The body of the redbreast sunﬁsh is deep and compressed but rather elongate for a sunfish. It is olive above, fading to bluish-bronze below; in the spawning season, males have bright orange-red bellies while females are pale orange underneath. There are several light blue streaks radiating from the mouth, and the gill rakers are short and stiff. The lobe or flap on the gill cover is usually long and narrow in adult males and blue-black or completely black all the way to the tip. The pectoral ﬁns are short and roundish, and the opercular flaps are soft and flexible.
Redbreast sunﬁsh grow at a slow rate and may reach lengths of 6 to 8 inches, although they can attain 11 to 12 inches and weigh about a pound. The all-tackle world record is a 1-pound, 12-ounce ﬁsh from Florida in 1984.
Redbreasts spawn in the spring and the summer when they are 2 to 3 years old and as small as 4 inches long.
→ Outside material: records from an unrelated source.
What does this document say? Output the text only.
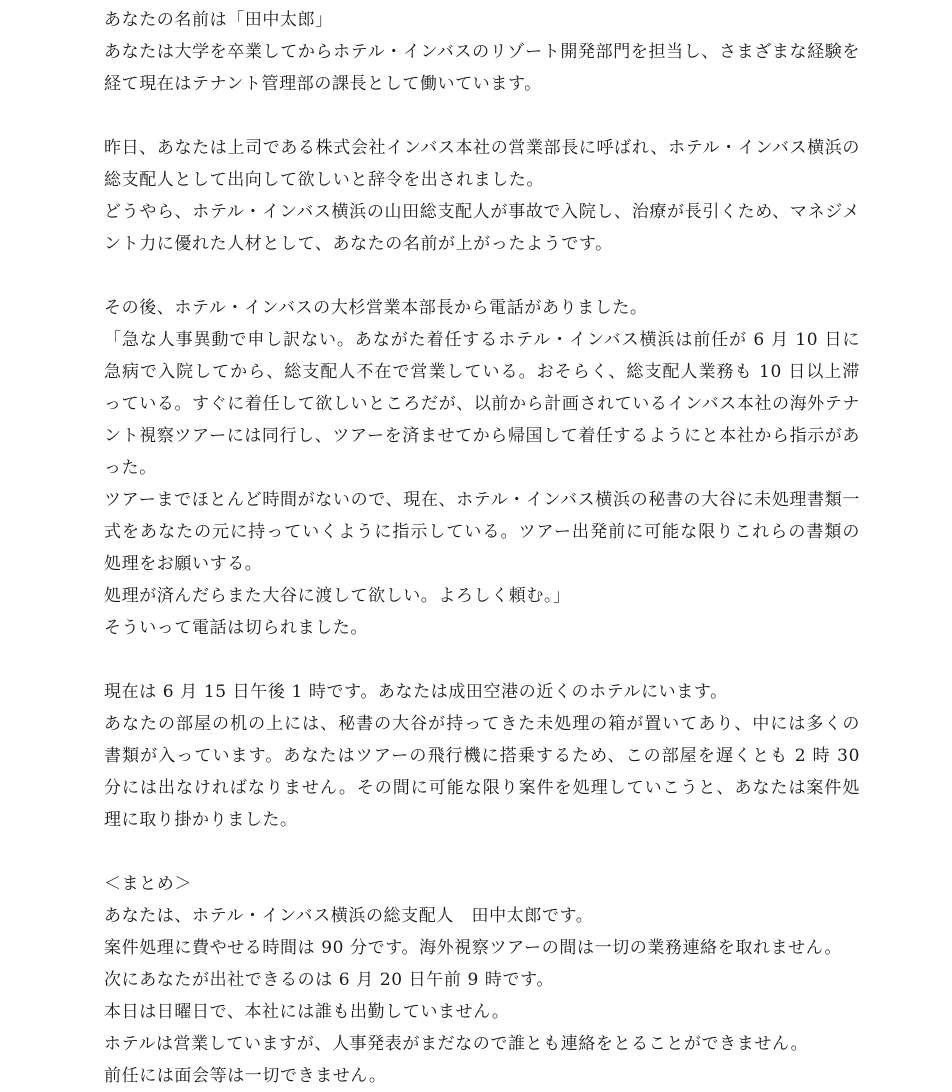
あなたの名前は「田中太郎」

あなたは大学を卒業してからホテル・インバスのリゾート開発部門を担当し、さまざまな経験を経て現在はテナント管理部の課長として働いています。

昨日、あなたは上司である株式会社インバス本社の営業部長に呼ばれ、ホテル・インバス横浜の総支配人として出向して欲しいと辞令を出されました。

どうやら、ホテル・インバス横浜の山田総支配人が事故で入院し、治療が長引くため、マネジメント力に優れた人材として、あなたの名前が上がったようです。

その後、ホテル・インバスの大杉営業本部長から電話がありました。

「急な人事異動で申し訳ない。あながた着任するホテル・インバス横浜は前任が 6 月 10 日に急病で入院してから、総支配人不在で営業している。おそらく、総支配人業務も 10 日以上滞っている。すぐに着任して欲しいところだが、以前から計画されているインバス本社の海外テナント視察ツアーには同行し、ツアーを済ませてから帰国して着任するようにと本社から指示があった。

ツアーまでほとんど時間がないので、現在、ホテル・インバス横浜の秘書の大谷に未処理書類一式をあなたの元に持っていくように指示している。ツアー出発前に可能な限りこれらの書類の処理をお願いする。

処理が済んだらまた大谷に渡して欲しい。よろしく頼む。」

そういって電話は切られました。

現在は 6 月 15 日午後 1 時です。あなたは成田空港の近くのホテルにいます。

あなたの部屋の机の上には、秘書の大谷が持ってきた未処理の箱が置いてあり、中には多くの書類が入っています。あなたはツアーの飛行機に搭乗するため、この部屋を遅くとも 2 時 30 分には出なければなりません。その間に可能な限り案件を処理していこうと、あなたは案件処理に取り掛かりました。

＜まとめ＞

あなたは、ホテル・インバス横浜の総支配人　田中太郎です。

案件処理に費やせる時間は 90 分です。海外視察ツアーの間は一切の業務連絡を取れません。

次にあなたが出社できるのは 6 月 20 日午前 9 時です。

本日は日曜日で、本社には誰も出勤していません。

ホテルは営業していますが、人事発表がまだなので誰とも連絡をとることができません。

前任には面会等は一切できません。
Spawning peaks when water temperatures range from 68° to 82°F. Males build nests in water 1 to 2 feet deep near stumps, logs, rocks, or other protected areas over a sand or gravel bottom; the nests are 30 to 36 inches in diameter and 6 to 8 inches deep.
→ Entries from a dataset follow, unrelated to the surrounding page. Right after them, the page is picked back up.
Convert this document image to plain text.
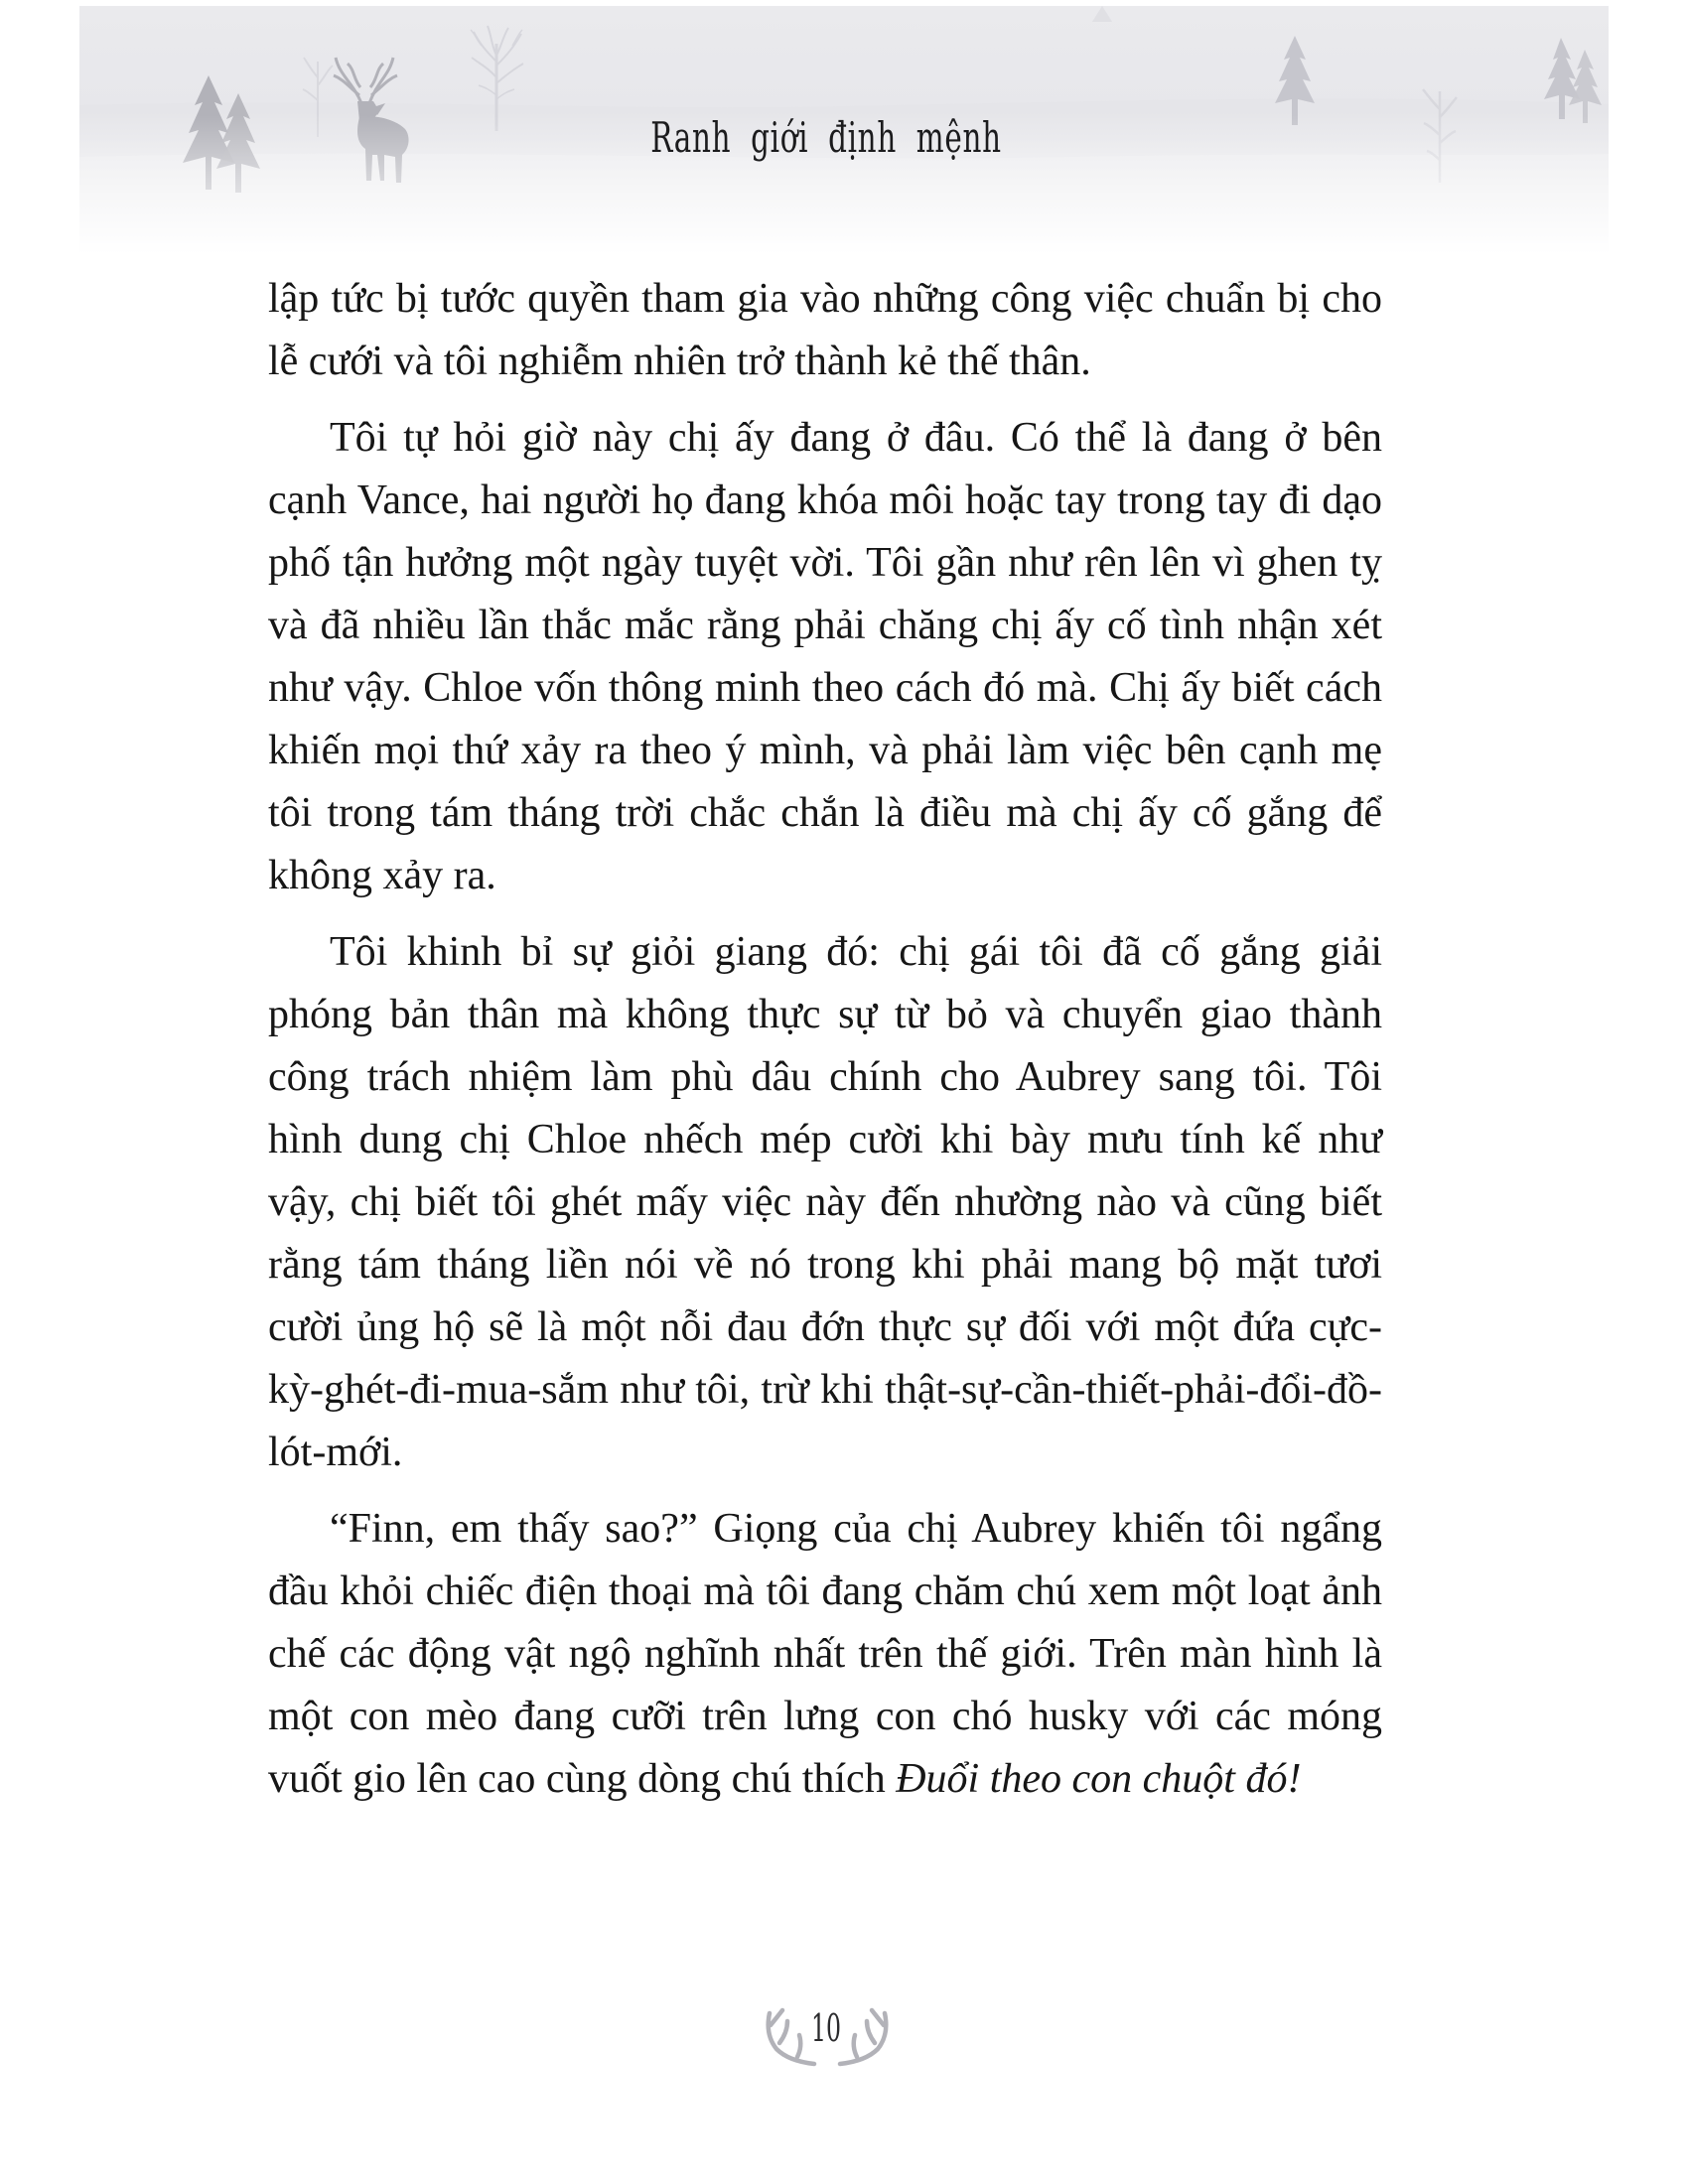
Ranh giới định mệnh

lập tức bị tước quyền tham gia vào những công việc chuẩn bị cho lễ cưới và tôi nghiễm nhiên trở thành kẻ thế thân.

Tôi tự hỏi giờ này chị ấy đang ở đâu. Có thể là đang ở bên cạnh Vance, hai người họ đang khóa môi hoặc tay trong tay đi dạo phố tận hưởng một ngày tuyệt vời. Tôi gần như rên lên vì ghen tỵ và đã nhiều lần thắc mắc rằng phải chăng chị ấy cố tình nhận xét như vậy. Chloe vốn thông minh theo cách đó mà. Chị ấy biết cách khiến mọi thứ xảy ra theo ý mình, và phải làm việc bên cạnh mẹ tôi trong tám tháng trời chắc chắn là điều mà chị ấy cố gắng để không xảy ra.

Tôi khinh bỉ sự giỏi giang đó: chị gái tôi đã cố gắng giải phóng bản thân mà không thực sự từ bỏ và chuyển giao thành công trách nhiệm làm phù dâu chính cho Aubrey sang tôi. Tôi hình dung chị Chloe nhếch mép cười khi bày mưu tính kế như vậy, chị biết tôi ghét mấy việc này đến nhường nào và cũng biết rằng tám tháng liền nói về nó trong khi phải mang bộ mặt tươi cười ủng hộ sẽ là một nỗi đau đớn thực sự đối với một đứa cực-kỳ-ghét-đi-mua-sắm như tôi, trừ khi thật-sự-cần-thiết-phải-đổi-đồ-lót-mới.

“Finn, em thấy sao?” Giọng của chị Aubrey khiến tôi ngẩng đầu khỏi chiếc điện thoại mà tôi đang chăm chú xem một loạt ảnh chế các động vật ngộ nghĩnh nhất trên thế giới. Trên màn hình là một con mèo đang cưỡi trên lưng con chó husky với các móng vuốt gio lên cao cùng dòng chú thích Đuổi theo con chuột đó!

10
Their primary food is aquatic insects, but redbreasts also feed on snails, crayﬁsh, small ﬁsh, and occasionally on organic bottom matter.
longear sunﬁsh, redbreast bream, robin, redbelly, sun perch, yellowbelly sunﬁsh.
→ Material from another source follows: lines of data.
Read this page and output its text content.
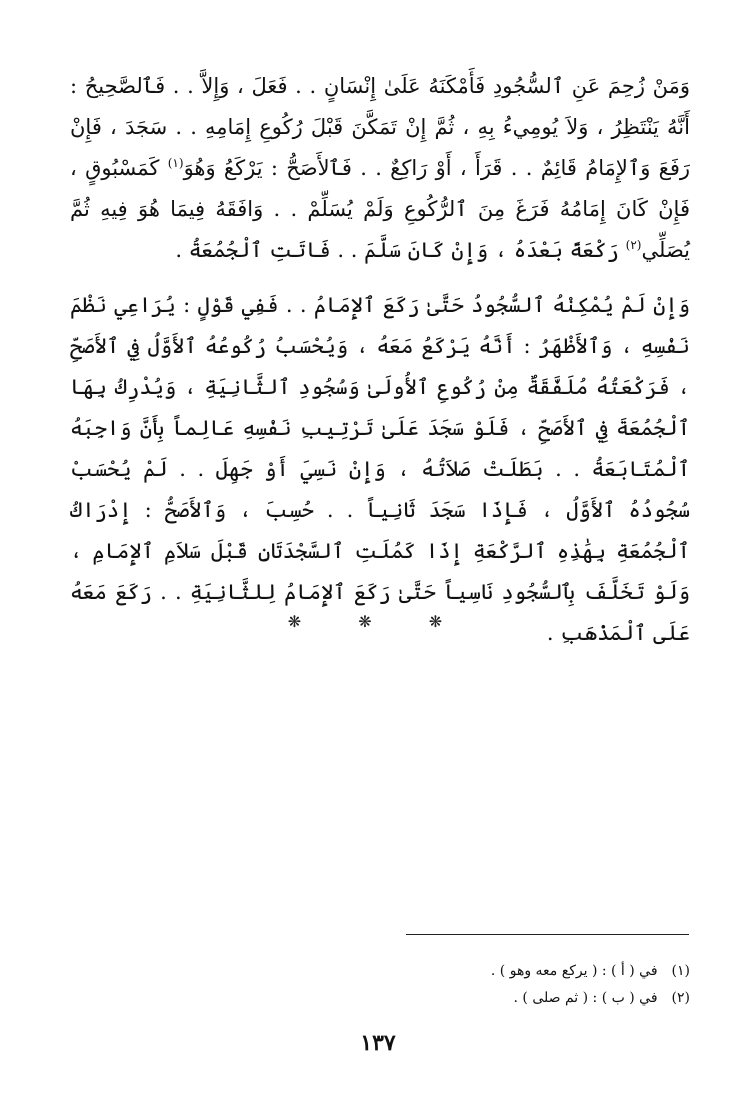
وَمَنْ زُحِمَ عَنِ ٱلسُّجُودِ فَأَمْكَنَهُ عَلَىٰ إِنْسَانٍ . . فَعَلَ ، وَإِلاَّ . . فَٱلصَّحِيحُ : أَنَّهُ يَنْتَظِرُ ، وَلاَ يُومِيءُ بِهِ ، ثُمَّ إِنْ تَمَكَّنَ قَبْلَ رُكُوعِ إِمَامِهِ . . سَجَدَ ، فَإِنْ رَفَعَ وَٱلإِمَامُ قَائِمٌ . . قَرَأَ ، أَوْ رَاكِعٌ . . فَٱلأَصَحُّ : يَرْكَعُ وَهُوَ$^{(١)}$ كَمَسْبُوقٍ ، فَإِنْ كَانَ إِمَامُهُ فَرَغَ مِنَ ٱلرُّكُوعِ وَلَمْ يُسَلِّمْ . . وَافَقَهُ فِيمَا هُوَ فِيهِ ثُمَّ يُصَلِّي$^{(٢)}$ رَكْعَةً بَعْدَهُ ، وَإِنْ كَانَ سَلَّمَ . . فَاتَتِ ٱلْجُمُعَةُ .

وَإِنْ لَمْ يُمْكِنْهُ ٱلسُّجُودُ حَتَّىٰ رَكَعَ ٱلإِمَامُ . . فَفِي قَوْلٍ : يُرَاعِي نَظْمَ نَفْسِهِ ، وَٱلأَظْهَرُ : أَنَّهُ يَرْكَعُ مَعَهُ ، وَيُحْسَبُ رُكُوعُهُ ٱلأَوَّلُ فِي ٱلأَصَحِّ ، فَرَكْعَتُهُ مُلَفَّقَةٌ مِنْ رُكُوعِ ٱلأُولَىٰ وَسُجُودِ ٱلثَّانِيَةِ ، وَيُدْرِكُ بِهَا ٱلْجُمُعَةَ فِي ٱلأَصَحِّ ، فَلَوْ سَجَدَ عَلَىٰ تَرْتِيبِ نَفْسِهِ عَالِماً بِأَنَّ وَاجِبَهُ ٱلْمُتَابَعَةُ . . بَطَلَتْ صَلاَتُهُ ، وَإِنْ نَسِيَ أَوْ جَهِلَ . . لَمْ يُحْسَبْ سُجُودُهُ ٱلأَوَّلُ ، فَإِذَا سَجَدَ ثَانِياً . . حُسِبَ ، وَٱلأَصَحُّ : إِدْرَاكُ ٱلْجُمُعَةِ بِهَٰذِهِ ٱلرَّكْعَةِ إِذَا كَمُلَتِ ٱلسَّجْدَتَانِ قَبْلَ سَلاَمِ ٱلإِمَامِ ، وَلَوْ تَخَلَّفَ بِٱلسُّجُودِ نَاسِياً حَتَّىٰ رَكَعَ ٱلإِمَامُ لِلثَّانِيَةِ . . رَكَعَ مَعَهُ عَلَى ٱلْمَذْهَبِ .

❋ ❋ ❋
(١) في ( أ ) : ( يركع معه وهو ) .
(٢) في ( ب ) : ( ثم صلى ) .
١٣٧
Generally occurring in rivers across the United States and Canada, the original distribution of redbreast sunﬁsh is the Atlantic slope of North America from New Brunswick, Canada, to central Florida, and westward to the Appalachian Mountains; the range now extends to parts of Texas, Oklahoma, Arkansas, and Kentucky. They have been introduced to waters in Mexico, Puerto Rico, and Italy, where they are considered a nuisance due to stunting.
Redbreast sunﬁsh inhabit rocky and sandy pools of creeks and small to medium rivers. They prefer the deeper sections of streams and vegetated lake margins.